Gov. Brian Kemp signed new laws Thursday that will require Georgia schools to perform annual drills for responding to campus shooters early in the school year and to perform literacy assessments for younger students three times per year to see if they can read at grade level.

Kemp signed the education measures, which passed the legislature with bipartisan support, into law during a conference of Georgia school superintendents in Savannah.

The school safety bill, House Bill 147, was one of the Republican governor's legislative priorities for the beginning of his second term. It mandates that all Georgia public schools conduct an active shooter drill involving teachers and students by Oct. 1 each year. Students would be required to participate unless local districts allow parents to opt their children out.

The measure also requires the state Professional Standards Commission to create a safety and anti-gang program for training teachers and other school personnel in improving security and identifying youth gang members and gang recruitment efforts.

"We continue to put the safety of our students and educators first in the state of Georgia," Kemp told the school superintendents. He said his safety bill "modernizes school safety protocols and equips those who work in our schools with the skills they need and want to protect our students in the classroom."

At Kemp's urging, lawmakers earlier set aside $115 million to make school safety grants worth $50,000 available to every K-12 school in the state.

The governor also signed House Bill 538 and Senate Bill 211, which aim to improve literacy among students in kindergarten through third grade.

Depending on what test is being administered, there are different estimates of how many Georgia students read on grade level. The state's own test had nearly 63% of students score below grade level on the English Language Arts test, although state education officials note a different figure shows 64% of third graders are reading proficiently. The National Assessment of Educational Progress, a nationwide test that allows for comparisons between states, found only 32% of Georgia fourth graders were proficient in reading in 2022.

"That's a problem because third grade marks that transition where you stop learning to read and you have to start reading to learn to go further in your education," said state Rep. Bethany Ballard, a Republican from Warner Robins who sponsored the House literacy bill. "It's that make-or-break turning point year."

The state Department of Education will be required to develop a list of approved instructional materials for local school systems, and each school district must annually certify that it is using proven materials to support reading instruction. The state also must approve one or more screening tests to track reading progress, to be given three times yearly to children in kindergarten through third grade. The state must pay to make one of those tests freely available to all districts.

Children identified as falling behind will get an individualized plan within 30 days to help them catch up.

The reading assessments will begin in the 2024-2025 school year.

It's unclear how the program will be funded.
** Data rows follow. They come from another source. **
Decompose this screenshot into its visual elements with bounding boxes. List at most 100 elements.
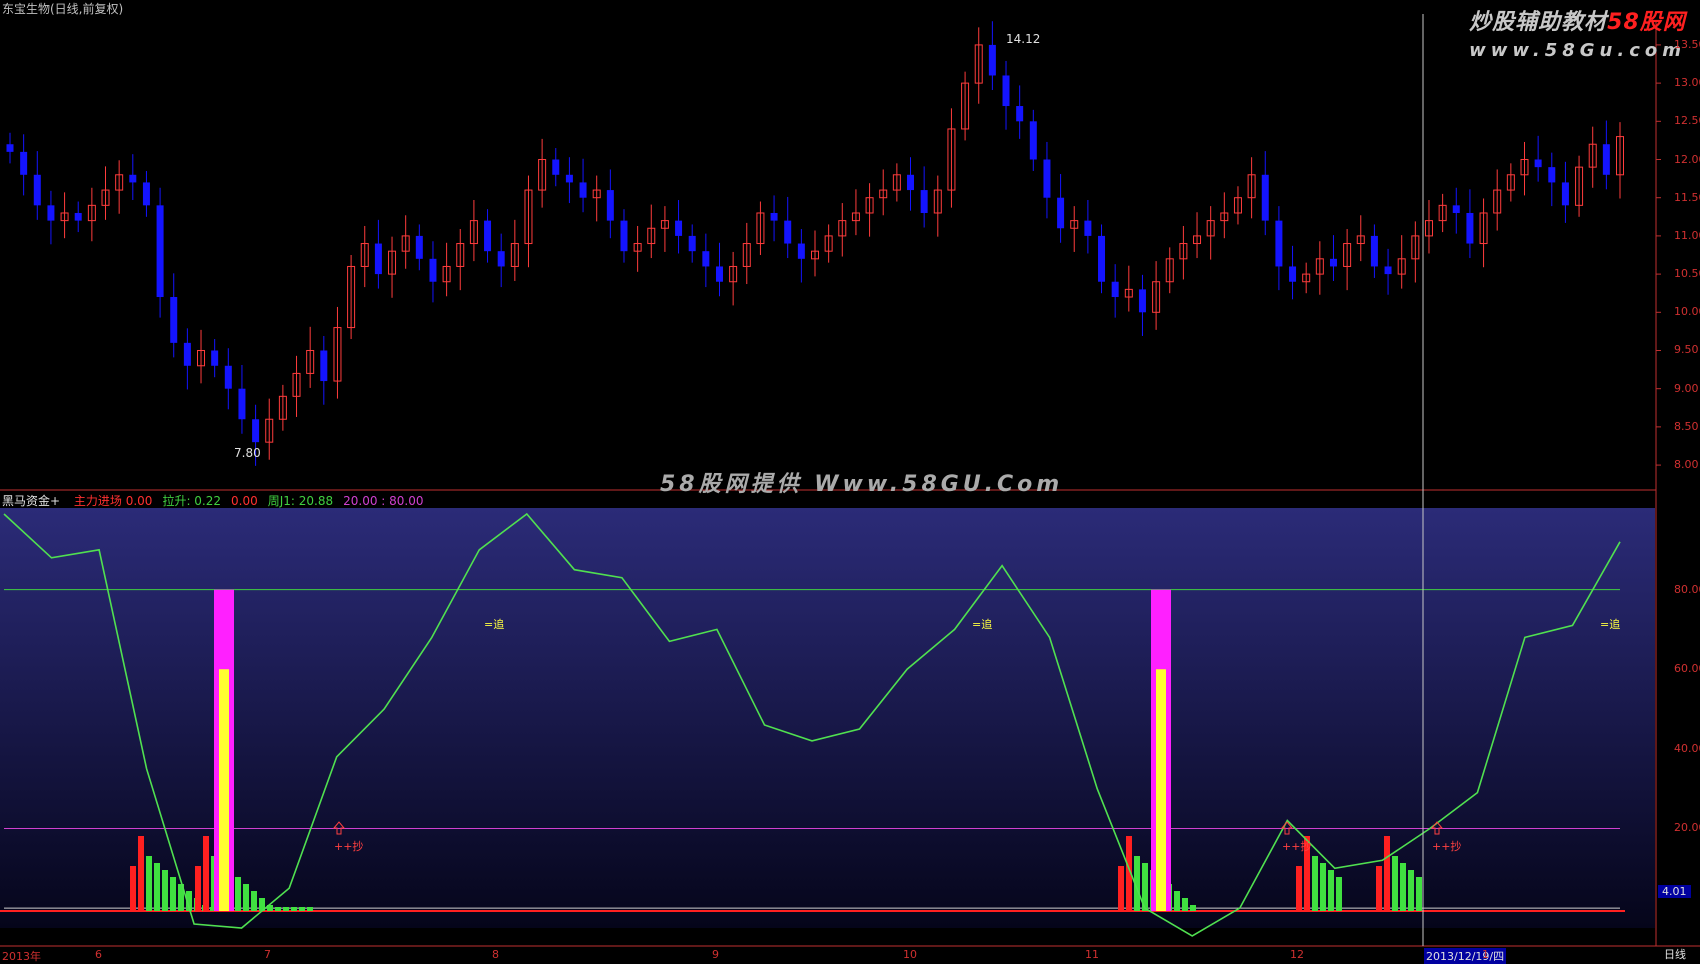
candle-body — [320, 350, 328, 382]
candle-body — [1329, 258, 1337, 267]
chase-signal-label: =追 — [484, 617, 504, 631]
candle-body — [1261, 174, 1269, 221]
watermark-top: 炒股辅助教材58股网 www.58Gu.com — [1469, 4, 1686, 61]
flow-bar — [1312, 856, 1318, 911]
candle-body — [1016, 106, 1024, 122]
watermark-middle: 58股网提供 Www.58GU.Com — [660, 472, 1064, 497]
watermark-url: www.58Gu.com — [1469, 40, 1686, 61]
low-price-marker: 7.80 — [234, 446, 261, 460]
candle-body — [484, 220, 492, 252]
candle-body — [702, 251, 710, 267]
date-tick-9: 1 — [1482, 948, 1489, 961]
candle-body — [170, 297, 178, 343]
price-tick-2: 12.50 — [1674, 114, 1700, 128]
candle-body — [1289, 266, 1297, 282]
price-tick-1: 13.00 — [1674, 76, 1700, 90]
flow-bar — [283, 907, 289, 911]
flow-bar — [1336, 877, 1342, 911]
candle-body — [797, 243, 805, 259]
candle-body — [1275, 220, 1283, 267]
candle-body — [688, 235, 696, 252]
date-tick-7: 12 — [1290, 948, 1304, 961]
lift-pillar — [219, 669, 229, 911]
candle-body — [238, 388, 246, 420]
candle-body — [142, 182, 150, 206]
lift-pillar — [1156, 669, 1166, 911]
high-price-marker: 14.12 — [1006, 32, 1041, 46]
price-tick-10: 8.50 — [1674, 419, 1699, 433]
candle-body — [1548, 167, 1556, 183]
flow-bar — [1408, 870, 1414, 911]
candle-body — [565, 174, 573, 183]
candle-body — [1111, 281, 1119, 298]
candle-body — [20, 151, 28, 175]
price-tick-8: 9.50 — [1674, 343, 1699, 357]
indicator-header: 黑马资金+ 主力进场 0.00 拉升: 0.22 0.00 周J1: 20.88 20.… — [2, 492, 444, 509]
flow-bar — [251, 891, 257, 911]
flow-bar — [1320, 863, 1326, 911]
price-candles — [6, 21, 1624, 466]
indicator-tick-3: 20.00 — [1674, 821, 1700, 835]
candle-body — [497, 251, 505, 267]
candle-body — [211, 350, 219, 366]
flow-bar — [1190, 905, 1196, 911]
price-tick-11: 8.00 — [1674, 458, 1699, 472]
flow-bar — [154, 863, 160, 911]
flow-bar — [195, 866, 201, 911]
indicator-value-2: 0.00 — [231, 494, 258, 508]
indicator-tick-4: 4.01 — [1658, 885, 1691, 899]
flow-bar — [1376, 866, 1382, 911]
candle-body — [1043, 159, 1051, 198]
price-tick-4: 11.50 — [1674, 190, 1700, 204]
price-tick-7: 10.00 — [1674, 305, 1700, 319]
candle-body — [1084, 220, 1092, 236]
flow-bar — [235, 877, 241, 911]
watermark-prefix: 炒股辅助教材 — [1469, 10, 1608, 35]
flow-bar — [146, 856, 152, 911]
candle-body — [1057, 197, 1065, 229]
flow-bar — [1296, 866, 1302, 911]
candle-body — [920, 190, 928, 213]
indicator-value-1: 拉升: 0.22 — [162, 494, 222, 508]
candle-body — [183, 342, 191, 366]
candle-body — [1466, 212, 1474, 244]
date-tick-3: 8 — [492, 948, 499, 961]
price-tick-3: 12.00 — [1674, 152, 1700, 166]
indicator-tick-0: 80.00 — [1674, 582, 1700, 596]
indicator-value-3: 周J1: 20.88 — [267, 494, 334, 508]
price-tick-9: 9.00 — [1674, 381, 1699, 395]
candle-body — [224, 365, 232, 389]
flow-bar — [243, 884, 249, 911]
candle-body — [1138, 289, 1146, 313]
period-label[interactable]: 日线 — [1664, 946, 1686, 962]
candle-body — [784, 220, 792, 244]
candle-body — [1370, 235, 1378, 267]
candle-body — [1002, 75, 1010, 107]
indicator-tick-1: 60.00 — [1674, 662, 1700, 676]
candle-body — [907, 174, 915, 191]
flow-bar — [1118, 866, 1124, 911]
candle-body — [675, 220, 683, 236]
flow-bar — [307, 907, 313, 911]
buy-signal-label: ++抄 — [334, 839, 363, 853]
candle-body — [1561, 182, 1569, 206]
buy-signal-label: ++抄 — [1432, 839, 1461, 853]
flow-bar — [299, 907, 305, 911]
candle-body — [715, 266, 723, 282]
chase-signal-label: =追 — [972, 617, 992, 631]
date-tick-4: 9 — [712, 948, 719, 961]
flow-bar — [130, 866, 136, 911]
candle-body — [579, 182, 587, 198]
flow-bar — [162, 870, 168, 911]
flow-bar — [1328, 870, 1334, 911]
candle-body — [1384, 266, 1392, 275]
date-tick-1: 6 — [95, 948, 102, 961]
candle-body — [252, 419, 260, 443]
flow-bar — [1416, 877, 1422, 911]
flow-bar — [1400, 863, 1406, 911]
candle-body — [1098, 235, 1106, 282]
candle-body — [415, 235, 423, 259]
candle-body — [988, 44, 996, 76]
candle-body — [374, 243, 382, 275]
indicator-background — [0, 508, 1655, 928]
The state Department of Education estimated that it would cost $70 million to $80 million to implement the requirements of the bill, with most of the money being spent on a mandate to train or retrain teachers on the science of reading, structured literacy and foundational literacy skills by July 2025. Lawmakers argued over the cost and removed some costly elements, such as instructional coaches that could help teachers correctly translate lessons into practice.

A companion law creates a 30-member Georgia Council on Literacy, which will help oversee the implementation of new literacy efforts and produce an annual report.